JPost: To start off, what are the top trending technologies and applications that Harmonix is keeping an eye on in the current market? What are the headlining terms on your whiteboard back at HQ?
Ramadurai: About five years ago, there was a convergence of deep tech platforms with health and bio, creating a new breed of full stack compute-enabled platform company. These companies use next-gen [computation] to spit out a product or service to market much faster.
We’re excited about tech bio or bio IT companies, which are compute-enabled platform companies in life sciences. It generally takes over 10 years and a couple billion dollars to bring a drug to market and it’s totally not sustainable. We’ve been keen on finding companies that are using compute to generate therapies and drugs much faster and cheaper.
And the same thing on the healthcare side. Healthcare is complicated, with separate payers, providers, and patients. We’re automating workflows to get the right treatments to the right patients at the right time, reducing physician burnout and malpractice.
On the deep tech side, we’re investing in critical infrastructure, such as semiconductor manufacturing, satellite communications, and telecom.
How have you seen recent instances of economic turbulence — bank collapses, supply issues, a land war in Eastern Europe — impact your approach to adding startups to your portfolio?
It used to be that you could get cash with just an idea. But now investors want to see if companies actually have a business model and can make money.
It’s interesting to see what types of deals come when there’s hyper liquidity in the market vs no liquidity. Given the difficulty in fundraising right now, there’s been a clear precedent for profitability as opposed to growth. In 2021, when there was a lot of cash out there, people were throwing money into things they didn’t understand. There were a lot of “tourist investors” in biotech, people who had never invested in biotech before.

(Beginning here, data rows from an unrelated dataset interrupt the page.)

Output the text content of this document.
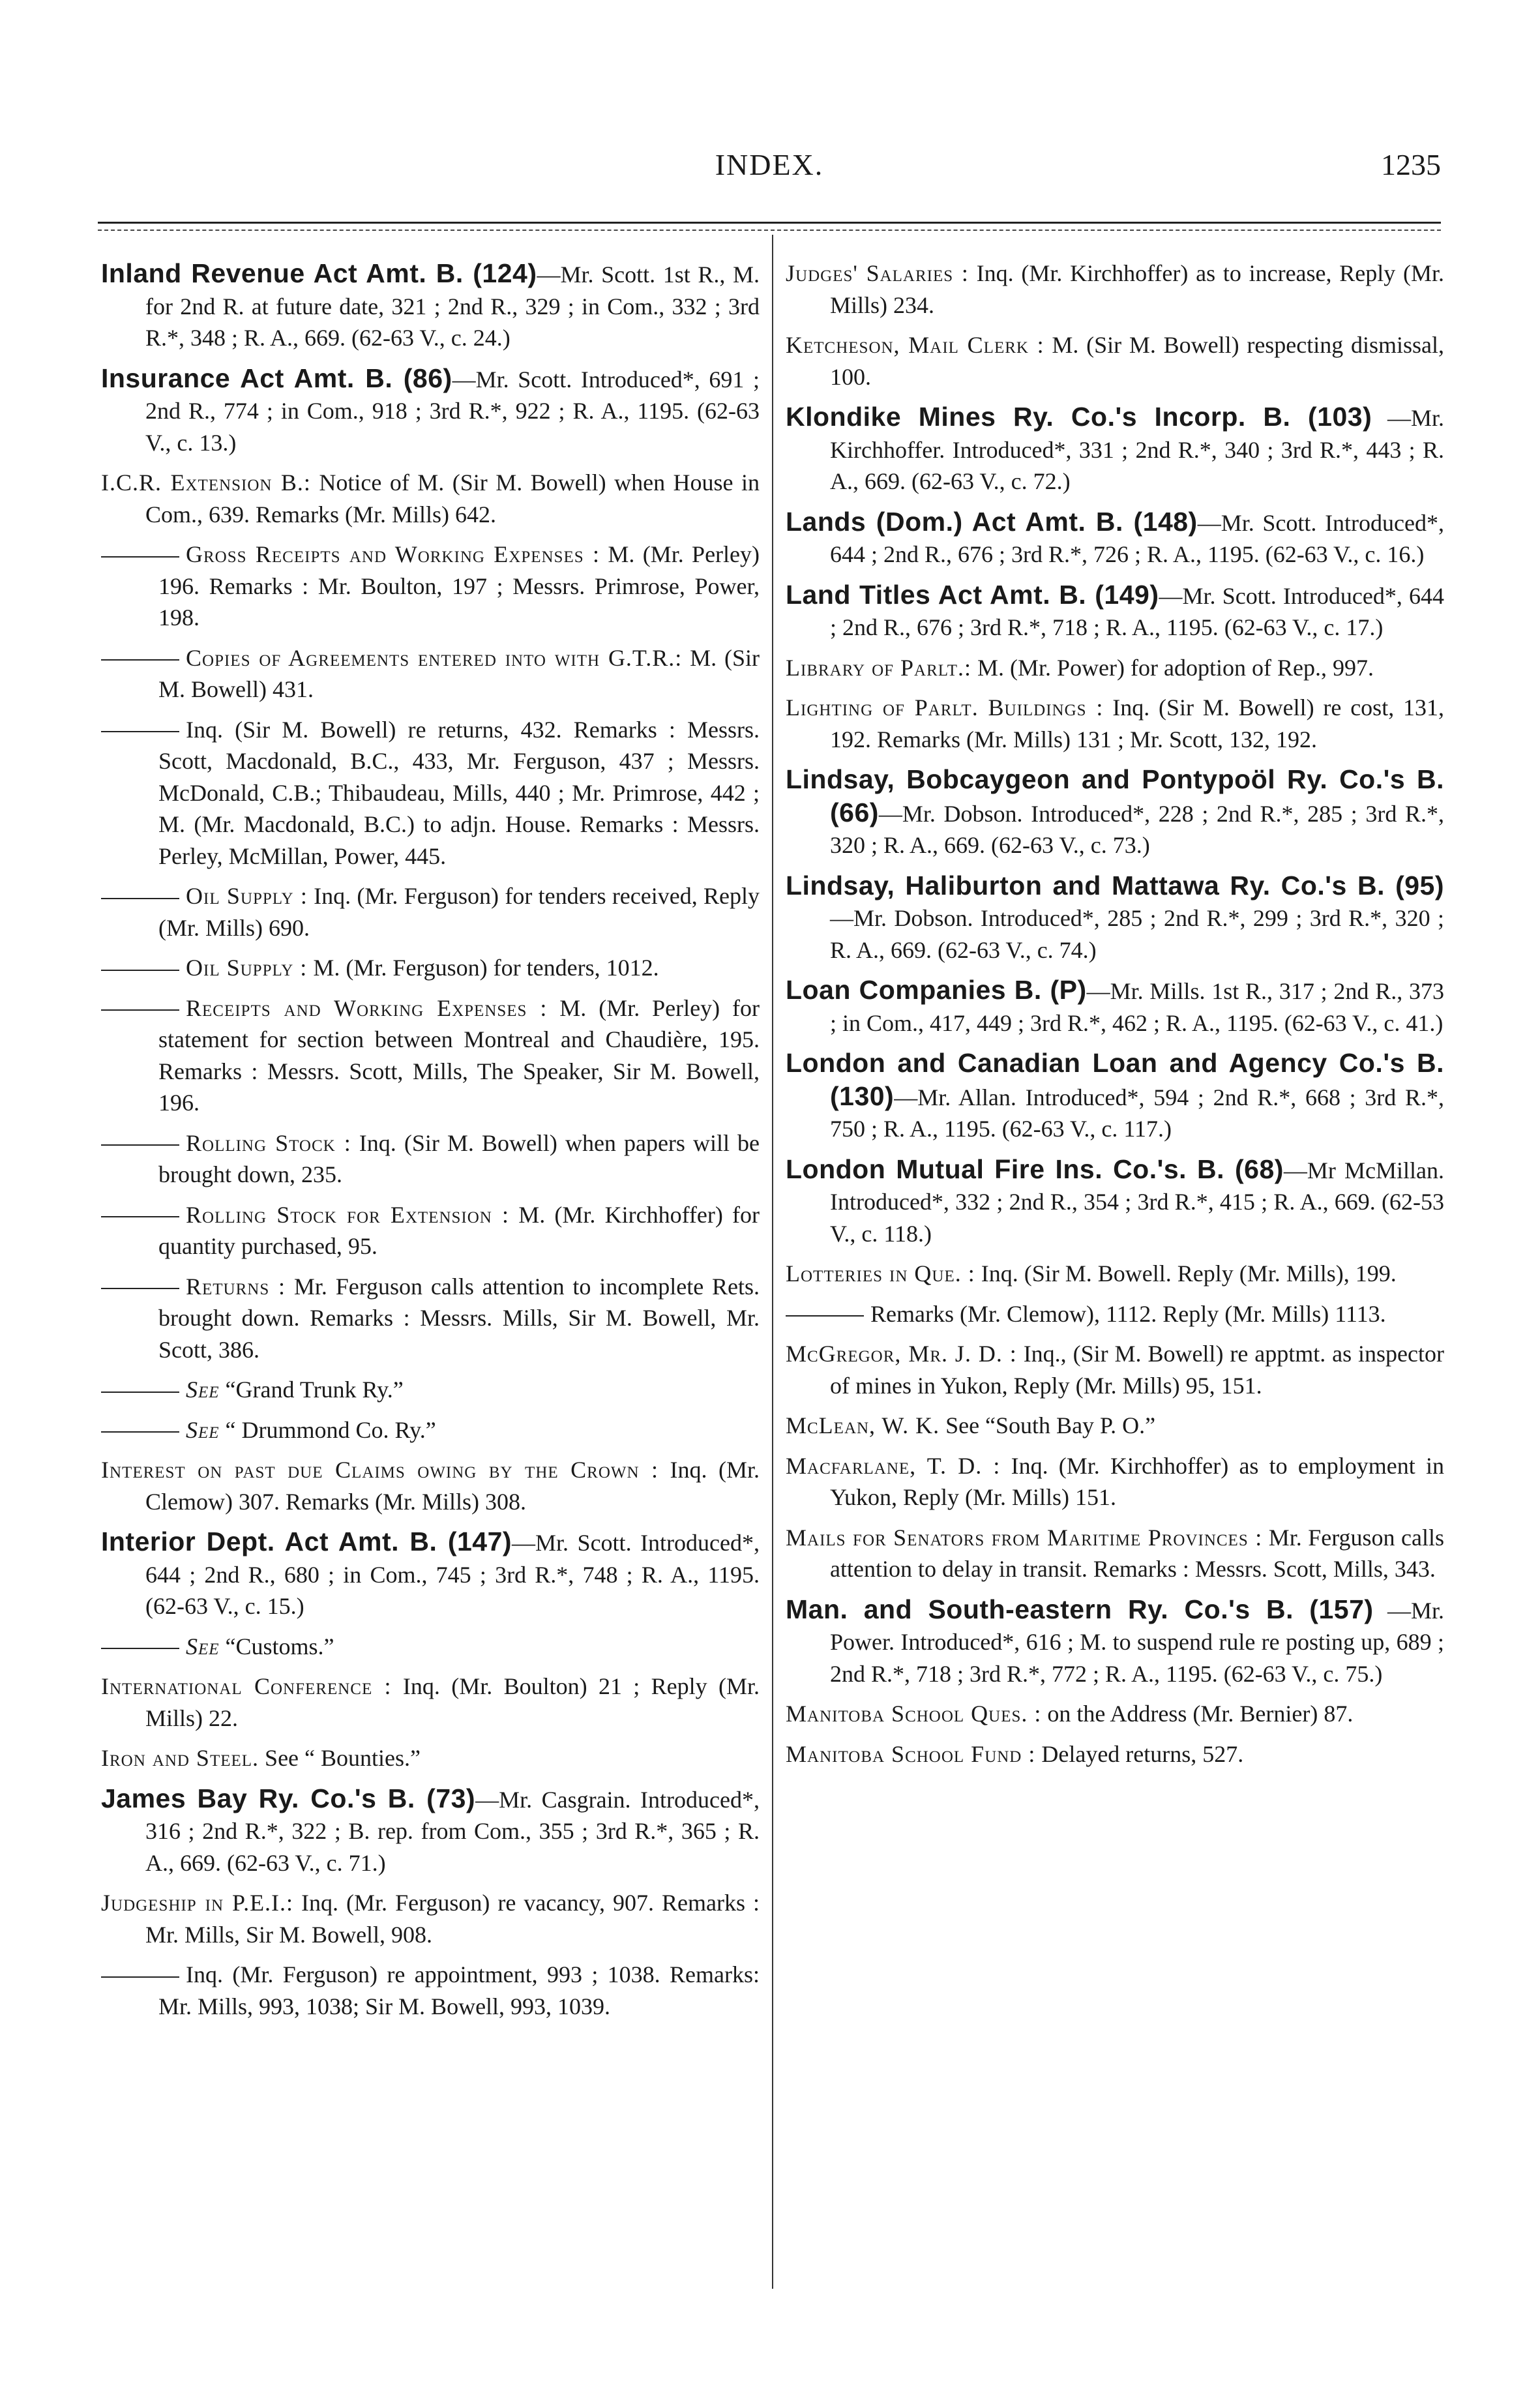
INDEX.	1235
Inland Revenue Act Amt. B. (124)—Mr. Scott. 1st R., M. for 2nd R. at future date, 321 ; 2nd R., 329 ; in Com., 332 ; 3rd R.*, 348 ; R. A., 669. (62-63 V., c. 24.)
Insurance Act Amt. B. (86)—Mr. Scott. Introduced*, 691 ; 2nd R., 774 ; in Com., 918 ; 3rd R.*, 922 ; R. A., 1195. (62-63 V., c. 13.)
I.C.R. Extension B.: Notice of M. (Sir M. Bowell) when House in Com., 639. Remarks (Mr. Mills) 642.
Gross Receipts and Working Expenses : M. (Mr. Perley) 196. Remarks : Mr. Boulton, 197 ; Messrs. Primrose, Power, 198.
Copies of Agreements entered into with G.T.R.: M. (Sir M. Bowell) 431.
Inq. (Sir M. Bowell) re returns, 432. Remarks : Messrs. Scott, Macdonald, B.C., 433, Mr. Ferguson, 437 ; Messrs. McDonald, C.B.; Thibaudeau, Mills, 440 ; Mr. Primrose, 442 ; M. (Mr. Macdonald, B.C.) to adjn. House. Remarks : Messrs. Perley, McMillan, Power, 445.
Oil Supply : Inq. (Mr. Ferguson) for tenders received, Reply (Mr. Mills) 690.
Oil Supply : M. (Mr. Ferguson) for tenders, 1012.
Receipts and Working Expenses : M. (Mr. Perley) for statement for section between Montreal and Chaudière, 195. Remarks : Messrs. Scott, Mills, The Speaker, Sir M. Bowell, 196.
Rolling Stock : Inq. (Sir M. Bowell) when papers will be brought down, 235.
Rolling Stock for Extension : M. (Mr. Kirchhoffer) for quantity purchased, 95.
Returns : Mr. Ferguson calls attention to incomplete Rets. brought down. Remarks : Messrs. Mills, Sir M. Bowell, Mr. Scott, 386.
See “Grand Trunk Ry.”
See “ Drummond Co. Ry.”
Interest on past due Claims owing by the Crown : Inq. (Mr. Clemow) 307. Remarks (Mr. Mills) 308.
Interior Dept. Act Amt. B. (147)—Mr. Scott. Introduced*, 644 ; 2nd R., 680 ; in Com., 745 ; 3rd R.*, 748 ; R. A., 1195. (62-63 V., c. 15.)
See “Customs.”
International Conference : Inq. (Mr. Boulton) 21 ; Reply (Mr. Mills) 22.
Iron and Steel. See “ Bounties.”
James Bay Ry. Co.'s B. (73)—Mr. Casgrain. Introduced*, 316 ; 2nd R.*, 322 ; B. rep. from Com., 355 ; 3rd R.*, 365 ; R. A., 669. (62-63 V., c. 71.)
Judgeship in P.E.I.: Inq. (Mr. Ferguson) re vacancy, 907. Remarks : Mr. Mills, Sir M. Bowell, 908.
Inq. (Mr. Ferguson) re appointment, 993 ; 1038. Remarks: Mr. Mills, 993, 1038; Sir M. Bowell, 993, 1039.
Judges' Salaries : Inq. (Mr. Kirchhoffer) as to increase, Reply (Mr. Mills) 234.
Ketcheson, Mail Clerk : M. (Sir M. Bowell) respecting dismissal, 100.
Klondike Mines Ry. Co.'s Incorp. B. (103) —Mr. Kirchhoffer. Introduced*, 331 ; 2nd R.*, 340 ; 3rd R.*, 443 ; R. A., 669. (62-63 V., c. 72.)
Lands (Dom.) Act Amt. B. (148)—Mr. Scott. Introduced*, 644 ; 2nd R., 676 ; 3rd R.*, 726 ; R. A., 1195. (62-63 V., c. 16.)
Land Titles Act Amt. B. (149)—Mr. Scott. Introduced*, 644 ; 2nd R., 676 ; 3rd R.*, 718 ; R. A., 1195. (62-63 V., c. 17.)
Library of Parlt.: M. (Mr. Power) for adoption of Rep., 997.
Lighting of Parlt. Buildings : Inq. (Sir M. Bowell) re cost, 131, 192. Remarks (Mr. Mills) 131 ; Mr. Scott, 132, 192.
Lindsay, Bobcaygeon and Pontypoöl Ry. Co.'s B. (66)—Mr. Dobson. Introduced*, 228 ; 2nd R.*, 285 ; 3rd R.*, 320 ; R. A., 669. (62-63 V., c. 73.)
Lindsay, Haliburton and Mattawa Ry. Co.'s B. (95)—Mr. Dobson. Introduced*, 285 ; 2nd R.*, 299 ; 3rd R.*, 320 ; R. A., 669. (62-63 V., c. 74.)
Loan Companies B. (P)—Mr. Mills. 1st R., 317 ; 2nd R., 373 ; in Com., 417, 449 ; 3rd R.*, 462 ; R. A., 1195. (62-63 V., c. 41.)
London and Canadian Loan and Agency Co.'s B. (130)—Mr. Allan. Introduced*, 594 ; 2nd R.*, 668 ; 3rd R.*, 750 ; R. A., 1195. (62-63 V., c. 117.)
London Mutual Fire Ins. Co.'s. B. (68)—Mr McMillan. Introduced*, 332 ; 2nd R., 354 ; 3rd R.*, 415 ; R. A., 669. (62-53 V., c. 118.)
Lotteries in Que. : Inq. (Sir M. Bowell. Reply (Mr. Mills), 199.
Remarks (Mr. Clemow), 1112. Reply (Mr. Mills) 1113.
McGregor, Mr. J. D. : Inq., (Sir M. Bowell) re apptmt. as inspector of mines in Yukon, Reply (Mr. Mills) 95, 151.
McLean, W. K. See “South Bay P. O.”
Macfarlane, T. D. : Inq. (Mr. Kirchhoffer) as to employment in Yukon, Reply (Mr. Mills) 151.
Mails for Senators from Maritime Provinces : Mr. Ferguson calls attention to delay in transit. Remarks : Messrs. Scott, Mills, 343.
Man. and South-eastern Ry. Co.'s B. (157) —Mr. Power. Introduced*, 616 ; M. to suspend rule re posting up, 689 ; 2nd R.*, 718 ; 3rd R.*, 772 ; R. A., 1195. (62-63 V., c. 75.)
Manitoba School Ques. : on the Address (Mr. Bernier) 87.
Manitoba School Fund : Delayed returns, 527.
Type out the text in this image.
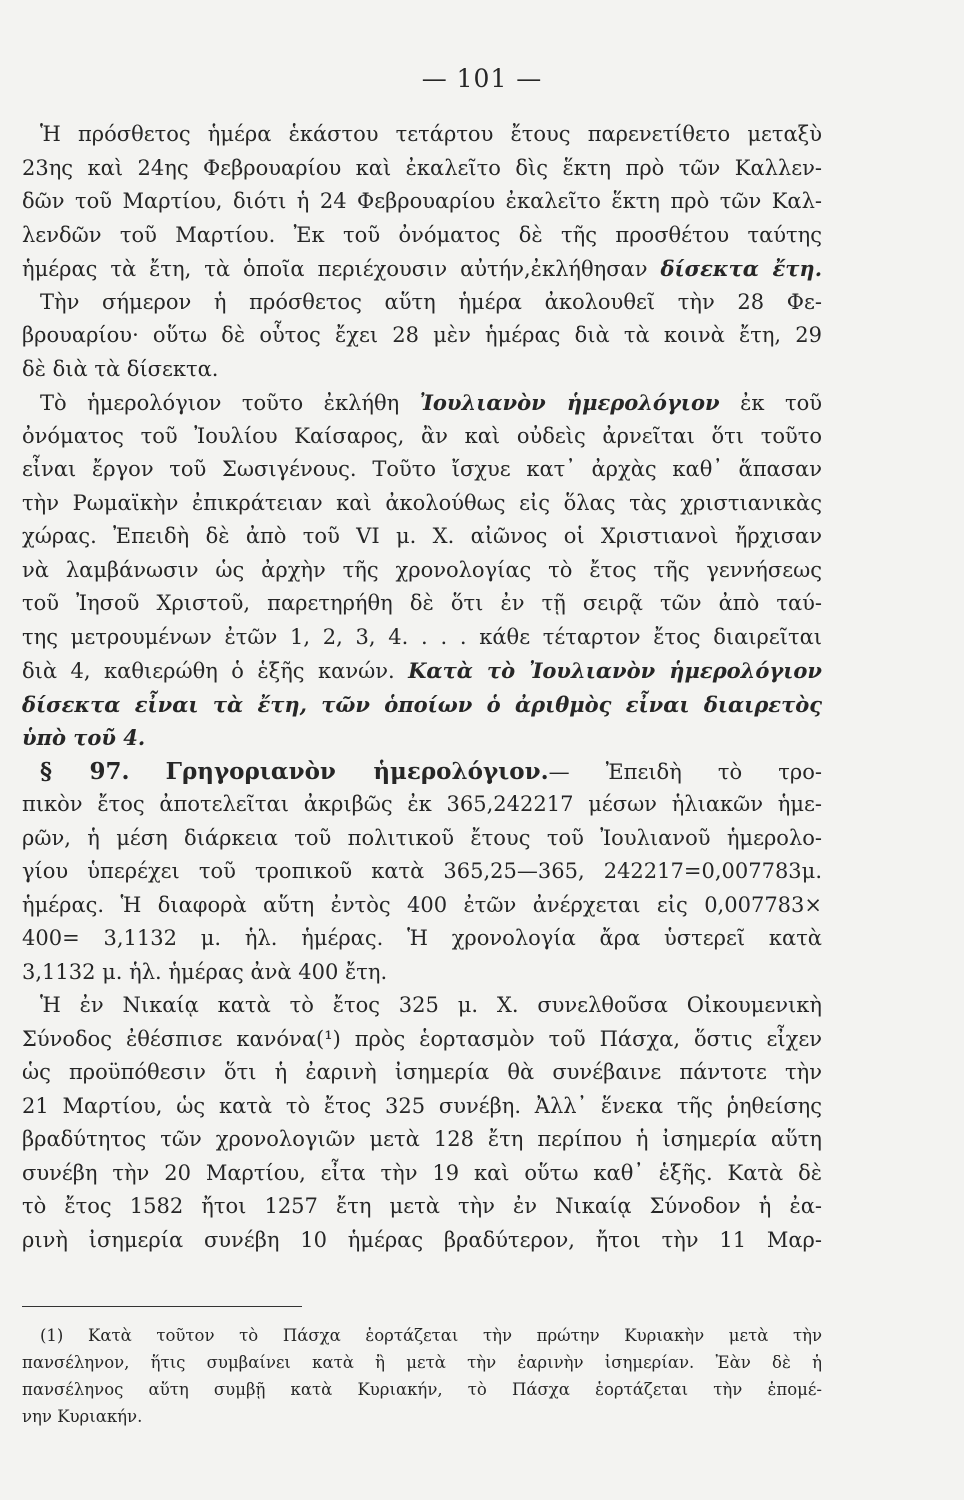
— 101 —
Ἡ πρόσθετος ἡμέρα ἑκάστου τετάρτου ἔτους παρενετίθετο μεταξὺ
23ης καὶ 24ης Φεβρουαρίου καὶ ἐκαλεῖτο δὶς ἕκτη πρὸ τῶν Καλλεν-
δῶν τοῦ Μαρτίου, διότι ἡ 24 Φεβρουαρίου ἐκαλεῖτο ἕκτη πρὸ τῶν Καλ-
λενδῶν τοῦ Μαρτίου. Ἐκ τοῦ ὀνόματος δὲ τῆς προσθέτου ταύτης
ἡμέρας τὰ ἔτη, τὰ ὁποῖα περιέχουσιν αὐτήν,ἐκλήθησαν δίσεκτα ἔτη.
Τὴν σήμερον ἡ πρόσθετος αὕτη ἡμέρα ἀκολουθεῖ τὴν 28 Φε-
βρουαρίου· οὕτω δὲ οὗτος ἔχει 28 μὲν ἡμέρας διὰ τὰ κοινὰ ἔτη, 29
δὲ διὰ τὰ δίσεκτα.
Τὸ ἡμερολόγιον τοῦτο ἐκλήθη Ἰουλιανὸν ἡμερολόγιον ἐκ τοῦ
ὀνόματος τοῦ Ἰουλίου Καίσαρος, ἂν καὶ οὐδεὶς ἀρνεῖται ὅτι τοῦτο
εἶναι ἔργον τοῦ Σωσιγένους. Τοῦτο ἴσχυε κατ᾽ ἀρχὰς καθ᾽ ἅπασαν
τὴν Ρωμαϊκὴν ἐπικράτειαν καὶ ἀκολούθως εἰς ὅλας τὰς χριστιανικὰς
χώρας. Ἐπειδὴ δὲ ἀπὸ τοῦ VI μ. Χ. αἰῶνος οἱ Χριστιανοὶ ἤρχισαν
νὰ λαμβάνωσιν ὡς ἀρχὴν τῆς χρονολογίας τὸ ἔτος τῆς γεννήσεως
τοῦ Ἰησοῦ Χριστοῦ, παρετηρήθη δὲ ὅτι ἐν τῇ σειρᾷ τῶν ἀπὸ ταύ-
της μετρουμένων ἐτῶν 1, 2, 3, 4. . . . κάθε τέταρτον ἔτος διαιρεῖται
διὰ 4, καθιερώθη ὁ ἑξῆς κανών. Κατὰ τὸ Ἰουλιανὸν ἡμερολόγιον
δίσεκτα εἶναι τὰ ἔτη, τῶν ὁποίων ὁ ἀριθμὸς εἶναι διαιρετὸς
ὑπὸ τοῦ 4.
§ 97. Γρηγοριανὸν ἡμερολόγιον.— Ἐπειδὴ τὸ τρο-
πικὸν ἔτος ἀποτελεῖται ἀκριβῶς ἐκ 365,242217 μέσων ἡλιακῶν ἡμε-
ρῶν, ἡ μέση διάρκεια τοῦ πολιτικοῦ ἔτους τοῦ Ἰουλιανοῦ ἡμερολο-
γίου ὑπερέχει τοῦ τροπικοῦ κατὰ 365,25—365, 242217=0,007783μ.
ἡμέρας. Ἡ διαφορὰ αὕτη ἐντὸς 400 ἐτῶν ἀνέρχεται εἰς 0,007783×
400= 3,1132 μ. ἡλ. ἡμέρας. Ἡ χρονολογία ἄρα ὑστερεῖ κατὰ
3,1132 μ. ἡλ. ἡμέρας ἀνὰ 400 ἔτη.
Ἡ ἐν Νικαίᾳ κατὰ τὸ ἔτος 325 μ. Χ. συνελθοῦσα Οἰκουμενικὴ
Σύνοδος ἐθέσπισε κανόνα(¹) πρὸς ἑορτασμὸν τοῦ Πάσχα, ὅστις εἶχεν
ὡς προϋπόθεσιν ὅτι ἡ ἐαρινὴ ἰσημερία θὰ συνέβαινε πάντοτε τὴν
21 Μαρτίου, ὡς κατὰ τὸ ἔτος 325 συνέβη. Ἀλλ᾽ ἕνεκα τῆς ῥηθείσης
βραδύτητος τῶν χρονολογιῶν μετὰ 128 ἔτη περίπου ἡ ἰσημερία αὕτη
συνέβη τὴν 20 Μαρτίου, εἶτα τὴν 19 καὶ οὕτω καθ᾽ ἑξῆς. Κατὰ δὲ
τὸ ἔτος 1582 ἤτοι 1257 ἔτη μετὰ τὴν ἐν Νικαίᾳ Σύνοδον ἡ ἐα-
ρινὴ ἰσημερία συνέβη 10 ἡμέρας βραδύτερον, ἤτοι τὴν 11 Μαρ-
(1) Κατὰ τοῦτον τὸ Πάσχα ἑορτάζεται τὴν πρώτην Κυριακὴν μετὰ τὴν
πανσέληνον, ἥτις συμβαίνει κατὰ ἢ μετὰ τὴν ἐαρινὴν ἰσημερίαν. Ἐὰν δὲ ἡ
πανσέληνος αὕτη συμβῇ κατὰ Κυριακήν, τὸ Πάσχα ἑορτάζεται τὴν ἑπομέ-
νην Κυριακήν.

I always tell founders that validation and evaluation should be a one-to-one ratio. You should raise the amount of money you actually need to get to proof of concept or product or market. But most importantly, make sure that you aren’t diluting yourself.
How will Israel’s recent inclusion in the US Visa Waiver Program impact business with your portfolio companies?
It’s important to have expanded access to Israeli talent and to revise the way start-ups work together and integrate. It’s always great to have a great full stack of engineering talent that is available to be stateside and can actually get a taste of what it’s like to have a dual operating facility.
All of our companies typically have a US-based entity associated with the primary entity. So, they’ll have an office in Israel as well as the US. It’s important to have one foot in both ecosystems, because they’re kind of all on different wavelengths.
How would you describe Harmonix’s relationship with the Israeli start-up ecosystem, particularly in light of the ongoing political turmoil surrounding the government’s controversial judicial reform?
Israel is a fantastic tech ecosystem, between all the universities and everything, and there's world-class talent there. What's fantastic for us is that we have quite a few Israeli-based founders in our portfolio and [their approach to] software is awesome.
I think going forward, we're excited to continue collaborating and expanding across the European system as well as Israel.